Improving deployed executable startup/reboot/longevity reliability

Peter_B · ‎12-29-2023

Hi fellow wireworkers,

I have success running my deployed LV startup executable on the RPi Zero 2 W continuously for many days (at least 9 to be exact). I now want to solve two problems:

Startup after a cold start or reboot of RPi is not consistent in that about 30% of the time the executable fails to run, sometimes failing to launch 3-4 reboots in a row . My reboot method is either via RPi GUI (shutdown/reboot) or via a forced watchdog reboot or sometimes removing/replugging USB cable to powercycle. (my app is not doing any SD Card writes at the time). Restarting the LabVIEW service via the LV IDE \Utilities\Restart menu I *think* gives more reliable restarts (I still need to quantify how reliable though)
Automatically recovering from a lock up of the startup executable after many days of stable running.

On point 1. , is that a common situation that other developers here see ? Any thoughts on how I could improve the reliability because I need it to recover automatically, i.e. if a reboot fails to launch the startup EXE I must keep auto-rebooting until it launches OK.

for 2. I am pursuing two possible ideas

a) Use the RPi internal watchdog.
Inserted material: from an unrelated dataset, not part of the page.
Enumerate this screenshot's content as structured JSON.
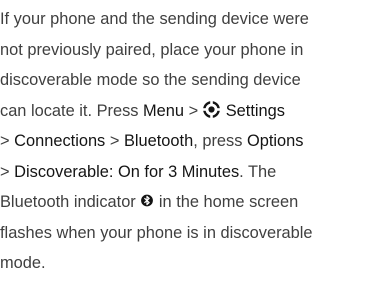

I have succeeded to install and enable the watchdog per many other RPi centric articles e.g. this. My next step is for my LV exe to to disable the wd_keepalive daemon service (using the SSH trick and sudo commands etc). and then have the exe pat/tickle the watchdog every 14 seconds. OR

b) Write my own watchdog (BASH script or even a second LV exe running in parallel at startup if possible) that just restarts the LabVIEW service if the main app doesn't tickle it. It would use the linux command that achieves the same as the \Utilities\Restart I mentioned above) :

sudo systemctl restart labview.service

any thoughts on a) or b) ?

thanks

Peter

AndyLB · ‎12-30-2023

Hi Peter,

Is your application using the network interface?
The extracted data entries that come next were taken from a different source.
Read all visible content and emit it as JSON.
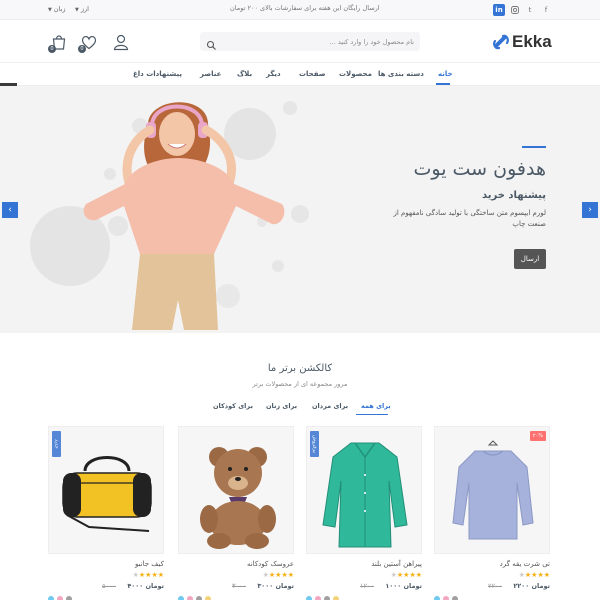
{
  "topbar": {
    "promo": "ارسال رایگان این هفته برای سفارشات بالای ۲۰۰ تومان",
    "currency_label": "ارز",
    "language_label": "زبان",
    "social": [
      "f",
      "t",
      "ig",
      "in"
    ]
  },
  "header": {
    "logo_text": "Ekka",
    "search_placeholder": "نام محصول خود را وارد کنید ...",
    "cart_count": "0",
    "wishlist_count": "0"
  },
  "nav": {
    "items": [
      "خانه",
      "دسته بندی ها",
      "محصولات",
      "صفحات",
      "دیگر",
      "بلاگ",
      "عناصر",
      "پیشنهادات داغ"
    ]
  },
  "hero": {
    "title": "هدفون ست یوت",
    "subtitle": "پیشنهاد خرید",
    "description": "لورم ایپسوم متن ساختگی با تولید سادگی نامفهوم از صنعت چاپ",
    "button": "ارسال"
  },
  "collection": {
    "title": "کالکشن برتر ما",
    "subtitle": "مرور مجموعه ای از محصولات برتر",
    "tabs": [
      "برای همه",
      "برای مردان",
      "برای زنان",
      "برای کودکان"
    ]
  },
  "products": [
    {
      "name": "تی شرت یقه گرد",
      "price": "۲۲۰۰ تومان",
      "old_price": "۲۲۰۰",
      "rating": 4,
      "flag": "۲۰%",
      "colors": [
        "#6fc9f1",
        "#f3a6c2",
        "#a0a0a0"
      ]
    },
    {
      "name": "پیراهن آستین بلند",
      "price": "۱۰۰۰ تومان",
      "old_price": "۱۲۰۰",
      "rating": 4,
      "flag": "پرفروش",
      "colors": [
        "#6fc9f1",
        "#f3a6c2",
        "#a0a0a0",
        "#f3d37a"
      ]
    },
    {
      "name": "عروسک کودکانه",
      "price": "۳۰۰۰ تومان",
      "old_price": "۳۰۰۰",
      "rating": 4,
      "flag": "",
      "colors": [
        "#6fc9f1",
        "#f3a6c2",
        "#a0a0a0",
        "#f3d37a"
      ]
    },
    {
      "name": "کیف جانبو",
      "price": "۴۰۰۰ تومان",
      "old_price": "۵۰۰۰",
      "rating": 4,
      "flag": "جدید",
      "colors": [
        "#6fc9f1",
        "#f3a6c2",
        "#a0a0a0"
      ]
    }
  ],
  "colors": {
    "accent": "#3474d4",
    "text": "#4b5966",
    "sale": "#ff7070"
  }
}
On power-up, it is possible that your start-up application is running before the Raspberry Pi has started the network device and obtained an IP address?

There is an option in raspi-config to wait for network at boot. It may be worth enabling this.
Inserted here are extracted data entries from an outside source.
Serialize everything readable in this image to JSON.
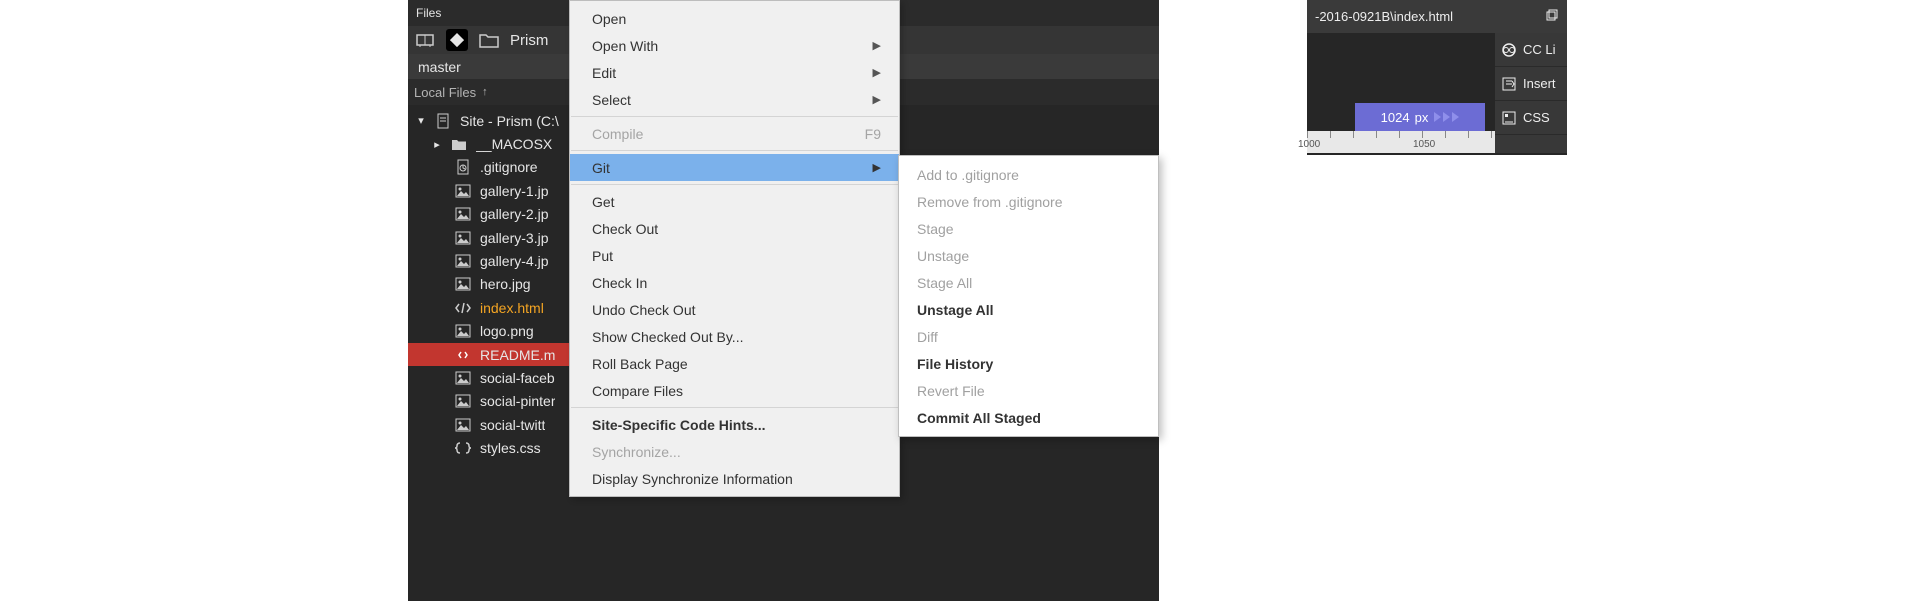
{
  "files_panel": {
    "title": "Files",
    "site_name": "Prism",
    "branch": "master",
    "local_files_label": "Local Files",
    "tree": {
      "root": {
        "label": "Site - Prism (C:\\"
      },
      "items": [
        {
          "label": "__MACOSX",
          "type": "folder",
          "expanded": false,
          "depth": 1
        },
        {
          "label": ".gitignore",
          "type": "gitignore",
          "depth": 2
        },
        {
          "label": "gallery-1.jp",
          "type": "image",
          "depth": 2
        },
        {
          "label": "gallery-2.jp",
          "type": "image",
          "depth": 2
        },
        {
          "label": "gallery-3.jp",
          "type": "image",
          "depth": 2
        },
        {
          "label": "gallery-4.jp",
          "type": "image",
          "depth": 2
        },
        {
          "label": "hero.jpg",
          "type": "image",
          "depth": 2
        },
        {
          "label": "index.html",
          "type": "html",
          "depth": 2,
          "highlight": true
        },
        {
          "label": "logo.png",
          "type": "image",
          "depth": 2
        },
        {
          "label": "README.m",
          "type": "readme",
          "depth": 2,
          "selected": true
        },
        {
          "label": "social-faceb",
          "type": "image",
          "depth": 2
        },
        {
          "label": "social-pinter",
          "type": "image",
          "depth": 2
        },
        {
          "label": "social-twitt",
          "type": "image",
          "depth": 2
        },
        {
          "label": "styles.css",
          "type": "css",
          "depth": 2
        }
      ]
    }
  },
  "context_menu": {
    "items": [
      {
        "label": "Open",
        "type": "item"
      },
      {
        "label": "Open With",
        "type": "submenu"
      },
      {
        "label": "Edit",
        "type": "submenu"
      },
      {
        "label": "Select",
        "type": "submenu"
      },
      {
        "type": "sep"
      },
      {
        "label": "Compile",
        "shortcut": "F9",
        "disabled": true,
        "type": "item"
      },
      {
        "type": "sep"
      },
      {
        "label": "Git",
        "type": "submenu",
        "highlighted": true
      },
      {
        "type": "sep"
      },
      {
        "label": "Get",
        "type": "item"
      },
      {
        "label": "Check Out",
        "type": "item"
      },
      {
        "label": "Put",
        "type": "item"
      },
      {
        "label": "Check In",
        "type": "item"
      },
      {
        "label": "Undo Check Out",
        "type": "item"
      },
      {
        "label": "Show Checked Out By...",
        "type": "item"
      },
      {
        "label": "Roll Back Page",
        "type": "item"
      },
      {
        "label": "Compare Files",
        "type": "item"
      },
      {
        "type": "sep"
      },
      {
        "label": "Site-Specific Code Hints...",
        "bold": true,
        "type": "item"
      },
      {
        "label": "Synchronize...",
        "disabled": true,
        "type": "item"
      },
      {
        "label": "Display Synchronize Information",
        "type": "item"
      }
    ]
  },
  "git_submenu": {
    "items": [
      {
        "label": "Add to .gitignore",
        "disabled": true
      },
      {
        "label": "Remove from .gitignore",
        "disabled": true
      },
      {
        "label": "Stage",
        "disabled": true
      },
      {
        "label": "Unstage",
        "disabled": true
      },
      {
        "label": "Stage All",
        "disabled": true
      },
      {
        "label": "Unstage All",
        "bold": true
      },
      {
        "label": "Diff",
        "disabled": true
      },
      {
        "label": "File History",
        "bold": true
      },
      {
        "label": "Revert File",
        "disabled": true
      },
      {
        "label": "Commit All Staged",
        "bold": true
      }
    ]
  },
  "doc": {
    "tab": "-2016-0921B\\index.html",
    "ruler_value": "1024",
    "ruler_unit": "px",
    "ticks": [
      "1000",
      "1050"
    ]
  },
  "right_panel": {
    "items": [
      "CC Li",
      "Insert",
      "CSS "
    ]
  }
}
Check that all the inputs to your main vi have default values assigned.

Peter_B · ‎12-30-2023

FWIW I have located and am attaching LabVIEW's failure log located at /srv/chroot/labview/var/local/natinst/log/LabVIEW_Failure_Log.root.txt

The failure description is always "LabVIEW caught fatal signal" and the 2 possible failure Reasons are:

####
#Date: Thu, Dec 28, 2023 08:33:45 AM
#Desc: LabVIEW caught fatal signal
21.0 - Received SIGSEGV
Reason: invalid permissions for mapped object

....

####
#Date: Fri, Dec 29, 2023 06:14:41 AM
#Desc: LabVIEW caught fatal signal
Reason: address not mapped to object

Peter

Peter_B · ‎12-30-2023

HI Andy, thanks for replying ! My other reply with the log file attached , I sent before I realised you had replied.

I'm assuming the failure at times to run after restart behaviour I see is not expected or at least unusual.

to answer your questions:

>Is your application using the network interface?

no it isn't. The main things it does prior to the RPi having fully booted is to

creating and writing to text files at /srv/chroot/labview/usr/local/*.txt
set some GPIO lines
poll the USB serial port for data

>Check that all the inputs to your main vi have default values assigned.

ok, that is a suggestion out of left field ! The Main vi only has one input to it per below called Module Admin . Don't default value exist for all controls and indicators ?

Peter

rolfk · ‎12-30-2023

I would definitely try to wait for full startup before doing much serious work. Especially the GPIO looks suspicious. Before the host OS is fully started, the mapping of the device entries in the chroot may actually point into non existing device entries on the host. File system could also be affected but I would expect that to be a bit more robust and not just cause a fatal SIGSEGV if not yet fully available.

Since it works much of the time the needed delay may be relatively short and could be just hardwired but you could also try the new VI to check for network availability maybe, that is present since 2019 or so.

Rolf Kalbermatter
My Blog

Peter_B · ‎12-30-2023

Thank you for chiming in Rolf !

From your reply it does seem even a 30% restart failure rate is unexpected. I note the executable runs and thus sets GPIO lines at about the 20s mark post restart and about 5-10 seconds before the RPi's Desktop outputs on its display port. So I will begin by inserting a very large delay of say 30 to 60 seconds just to see if it solves the problem. If it does then I can work backwards from there to better time when I can give my exe the freedom it wants (e.g. using the network availability vi or by inspecting other status indicators of the O/S yet to be elucidated).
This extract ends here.